Il est vrai, M. Pillet, qu'il faudrait engager une réforme globale de la procédure pénale. Plusieurs rapports ont été publiés en la matière, qui n'ont pas été suivis d'effets. Je doute qu'il y soit possible d'introduire une telle réforme, qui paraît indispensable, avant la fin du quinquennat. Évidemment, à partir de l'année prochaine, le Sénat peut très bien constituer un groupe de travail sur le sujet.
Ce texte va permettre de distinguer clairement le témoin et le suspect. Le témoin peut être entendu librement ou retenu pendant 4 heures. Le suspect est convoqué et entendu dans le cadre d'une audition libre ou d'une garde à vue. Il peut devenir un présumé coupable et être placé en garde à vue au terme de l'audition libre.
Pour le témoin, il n'y a pas lieu d'ouvrir l'aide juridictionnelle : il ne fait pas l'objet d'une « accusation de nature pénale » au sens de la convention européenne des droits de l'homme.

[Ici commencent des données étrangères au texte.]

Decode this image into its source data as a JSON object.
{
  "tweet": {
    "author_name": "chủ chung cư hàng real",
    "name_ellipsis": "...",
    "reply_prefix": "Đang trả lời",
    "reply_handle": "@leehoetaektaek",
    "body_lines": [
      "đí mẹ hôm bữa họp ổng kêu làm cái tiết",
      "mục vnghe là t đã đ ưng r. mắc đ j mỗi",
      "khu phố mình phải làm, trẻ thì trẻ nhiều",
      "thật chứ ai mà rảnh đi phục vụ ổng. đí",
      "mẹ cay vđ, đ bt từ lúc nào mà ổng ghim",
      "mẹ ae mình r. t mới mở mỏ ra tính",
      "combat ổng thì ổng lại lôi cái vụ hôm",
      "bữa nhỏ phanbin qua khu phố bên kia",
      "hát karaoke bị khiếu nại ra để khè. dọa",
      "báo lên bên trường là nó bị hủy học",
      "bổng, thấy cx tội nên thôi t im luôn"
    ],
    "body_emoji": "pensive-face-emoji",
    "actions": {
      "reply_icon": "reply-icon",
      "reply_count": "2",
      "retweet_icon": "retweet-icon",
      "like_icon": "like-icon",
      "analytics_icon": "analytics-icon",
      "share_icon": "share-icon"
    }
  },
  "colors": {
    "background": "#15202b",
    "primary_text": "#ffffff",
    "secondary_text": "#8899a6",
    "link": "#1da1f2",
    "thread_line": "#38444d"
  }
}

Sur la question de la copie du dossier accessible au témoin assisté, je précise que le juge d'instruction peut s'opposer à ce que la personne elle-même en prenne connaissance.
Pour répondre à Mme Cukierman, la directive C va imposer l'avocat dans tous les actes d'enquête : interrogatoires, perquisitions, « tapissages », etc. Le ministère de la justice dit qu'il faut du temps pour s'y préparer. Le procureur général Beaume, qui est chargé d'établir un rapport sur la procédure d'enquête pénale, est notamment chargé de préciser comment cette directive peut être transposée.

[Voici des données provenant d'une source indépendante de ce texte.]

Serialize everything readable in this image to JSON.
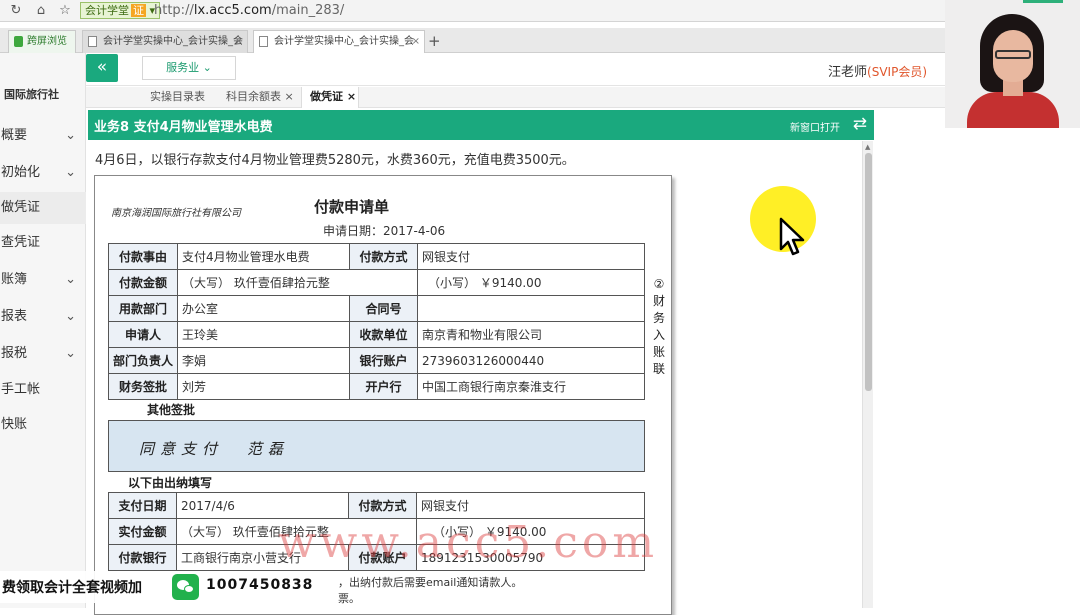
{
  "browser": {
    "site_label": "会计学堂",
    "site_cert": "证",
    "url_prefix": "http://",
    "url_domain": "lx.acc5.com",
    "url_path": "/main_283/",
    "tabs": [
      {
        "label": "跨屏浏览"
      },
      {
        "label": "会计学堂实操中心_会计实操_会"
      },
      {
        "label": "会计学堂实操中心_会计实操_会"
      }
    ],
    "close_glyph": "×",
    "new_tab_glyph": "+"
  },
  "header": {
    "collapse_glyph": "«",
    "industry": "服务业",
    "user": "汪老师",
    "membership": "(SVIP会员)"
  },
  "sidebar": {
    "company": "国际旅行社",
    "items": [
      {
        "label": "概要",
        "chev": "⌄"
      },
      {
        "label": "初始化",
        "chev": "⌄"
      },
      {
        "label": "做凭证",
        "chev": ""
      },
      {
        "label": "查凭证",
        "chev": ""
      },
      {
        "label": "账簿",
        "chev": "⌄"
      },
      {
        "label": "报表",
        "chev": "⌄"
      },
      {
        "label": "报税",
        "chev": "⌄"
      },
      {
        "label": "手工帐",
        "chev": ""
      },
      {
        "label": "快账",
        "chev": ""
      }
    ]
  },
  "work_tabs": [
    {
      "label": "实操目录表"
    },
    {
      "label": "科目余额表"
    },
    {
      "label": "做凭证"
    }
  ],
  "task": {
    "title": "业务8 支付4月物业管理水电费",
    "new_window": "新窗口打开",
    "swap_glyph": "⇄",
    "description": "4月6日，以银行存款支付4月物业管理费5280元，水费360元，充值电费3500元。"
  },
  "voucher": {
    "company": "南京海润国际旅行社有限公司",
    "title": "付款申请单",
    "apply_date": "申请日期：2017-4-06",
    "fields": {
      "reason_label": "付款事由",
      "reason": "支付4月物业管理水电费",
      "method_label": "付款方式",
      "method": "网银支付",
      "amount_label": "付款金额",
      "amount_upper": "（大写） 玖仟壹佰肆拾元整",
      "amount_lower": "（小写） ￥9140.00",
      "dept_label": "用款部门",
      "dept": "办公室",
      "contract_label": "合同号",
      "contract": "",
      "applicant_label": "申请人",
      "applicant": "王玲美",
      "payee_label": "收款单位",
      "payee": "南京青和物业有限公司",
      "head_label": "部门负责人",
      "head": "李娟",
      "account_label": "银行账户",
      "account": "2739603126000440",
      "finance_label": "财务签批",
      "finance": "刘芳",
      "bank_label": "开户行",
      "bank": "中国工商银行南京秦淮支行"
    },
    "other_sign_label": "其他签批",
    "handwriting": "同意支付",
    "signature": "范磊",
    "cashier_label": "以下由出纳填写",
    "cashier": {
      "pay_date_label": "支付日期",
      "pay_date": "2017/4/6",
      "pay_method_label": "付款方式",
      "pay_method": "网银支付",
      "actual_label": "实付金额",
      "actual_upper": "（大写） 玖仟壹佰肆拾元整",
      "actual_lower": "（小写） ￥9140.00",
      "pay_bank_label": "付款银行",
      "pay_bank": "工商银行南京小营支行",
      "pay_account_label": "付款账户",
      "pay_account": "1891231530005790"
    },
    "vertical_note": "②财务入账联",
    "footnote": "，出纳付款后需要email通知请款人。",
    "footnote2": "票。"
  },
  "watermark": "www.acc5.com",
  "promo": {
    "text": "费领取会计全套视频加",
    "number": "1007450838"
  },
  "colors": {
    "accent": "#1aa97e",
    "membership": "#e0562c",
    "label_bg": "#ecf1f7",
    "sign_bg": "#d7e5f1",
    "watermark": "#dc3c3c",
    "highlight": "#ffec00"
  },
  "icons": [
    "refresh-icon",
    "home-icon",
    "star-icon",
    "page-icon",
    "chevron-down-icon",
    "swap-icon",
    "wechat-icon",
    "cursor-icon"
  ]
}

Pour répondre à M. Collombat, l'audition est dite libre car on peut en partir à tout moment, il n'y a aucune contrainte. Aujourd'hui, un tiers des personnes suspectées le sont dans le cadre d'une garde à vue, deux tiers dans le cadre d'une audition libre. On me dit que ce texte augmentera le nombre de gardes à vue car il accroît le formalisme de l'audition libre.

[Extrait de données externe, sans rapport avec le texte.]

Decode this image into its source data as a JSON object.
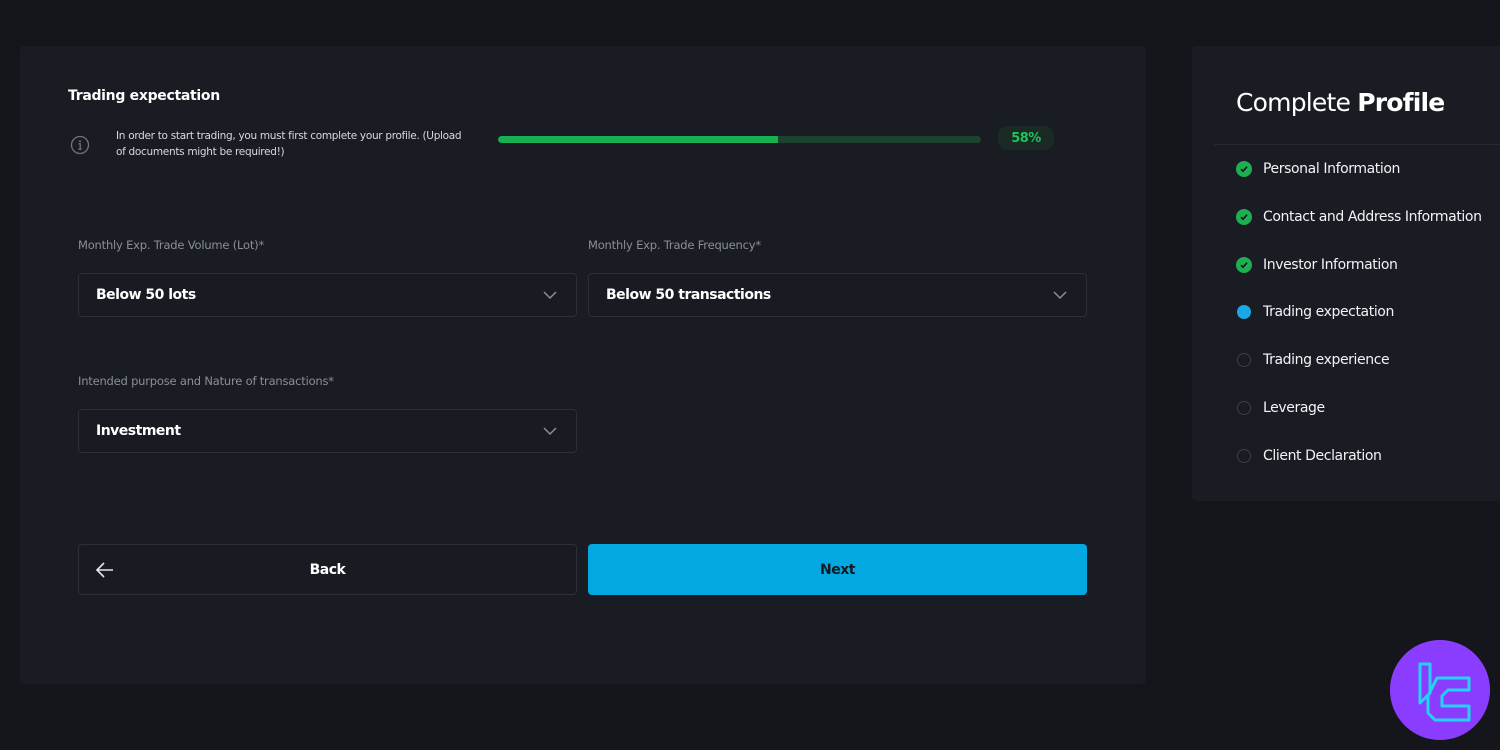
{
  "form": {
    "title": "Trading expectation",
    "info_icon": "info-icon",
    "info_text": "In order to start trading, you must first complete your profile. (Upload of documents might be required!)",
    "progress": {
      "percent": 58,
      "label": "58%"
    },
    "fields": [
      {
        "label": "Monthly Exp. Trade Volume (Lot)*",
        "value": "Below 50 lots",
        "icon": "chevron-down-icon"
      },
      {
        "label": "Monthly Exp. Trade Frequency*",
        "value": "Below 50 transactions",
        "icon": "chevron-down-icon"
      },
      {
        "label": "Intended purpose and Nature of transactions*",
        "value": "Investment",
        "icon": "chevron-down-icon"
      }
    ],
    "back_label": "Back",
    "back_icon": "arrow-left-icon",
    "next_label": "Next"
  },
  "sidebar": {
    "title_light": "Complete",
    "title_bold": "Profile",
    "steps": [
      {
        "label": "Personal Information",
        "status": "done"
      },
      {
        "label": "Contact and Address Information",
        "status": "done"
      },
      {
        "label": "Investor Information",
        "status": "done"
      },
      {
        "label": "Trading expectation",
        "status": "active"
      },
      {
        "label": "Trading experience",
        "status": "pending"
      },
      {
        "label": "Leverage",
        "status": "pending"
      },
      {
        "label": "Client Declaration",
        "status": "pending"
      }
    ]
  },
  "colors": {
    "accent": "#04a8e0",
    "success": "#1fae51",
    "progress_fill": "#17b053",
    "logo_bg": "#8b3dff",
    "logo_fg": "#22d3f5"
  },
  "watermark": {
    "icon": "tradingfinder-logo-icon"
  }
}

Concernant l'aide juridictionnelle, la Constitution impose les études d'impact, mais pour moi, elles n'apportent pas grand-chose et celle-ci ne fournit que des évaluations approximatives. Les avocats, qui sont très favorables aux dispositions suivantes, doivent partager le financement de l'aide juridictionnelle. Comment ? La participation des Caisses des règlements pécuniaires des avocats (CARPA) doit être examinée.
Sur l'article 10, le ministère de l'intérieur m'a donné le projet d'ordonnance, qui n'est pas abouti. Je vais quand même vous lire l'exposé des motifs : « l'article 27 du règlement dit « Dublin III » impose aux États membres l'obligation de créer dans leur droit national un « recours effectif » contre toute décision de transfert d'un demandeur d'asile vers l'État responsable de l'examen de sa demande, assorti d'un effet suspensif ainsi que de l'accès à l'aide juridictionnelle et à l'assistance d'un interprète. Dès lors que ce règlement s'applique depuis le 1er janvier 2014 [...], l'objectif est de créer directement [...] ce recours spécifique au bénéfice des demandeurs d'asile faisant l'objet d'une décision de transfert. La personne concernée pourra ainsi contester cette décision en formant un recours en annulation, de plein droit suspensif, devant le président du tribunal administratif dans un délai de sept jours et, saisi d'un tel recours, le juge statuera sur la régularité ou le bien-fondé de la procédure « Dublin » dans un délai de quinze jours [...] Outre l'institution de ce recours protecteur à l'égard des personnes sous procédure « Dublin », le présent texte a également pour objet, d'une part, de consacrer dans la loi le droit de ces personnes à rester sur le territoire français jusqu'à leur transfert effectif et, d'autre part, de faire figurer le régime des décisions de transfert dans le livre VII du code de l'entrée et du séjour des étrangers et du droit d'asile (CESEDA), consacré au droit d'asile, et non dans le livre V relatifs aux mesures d'éloignement ». Voilà ce que serait l'objet de ce texte.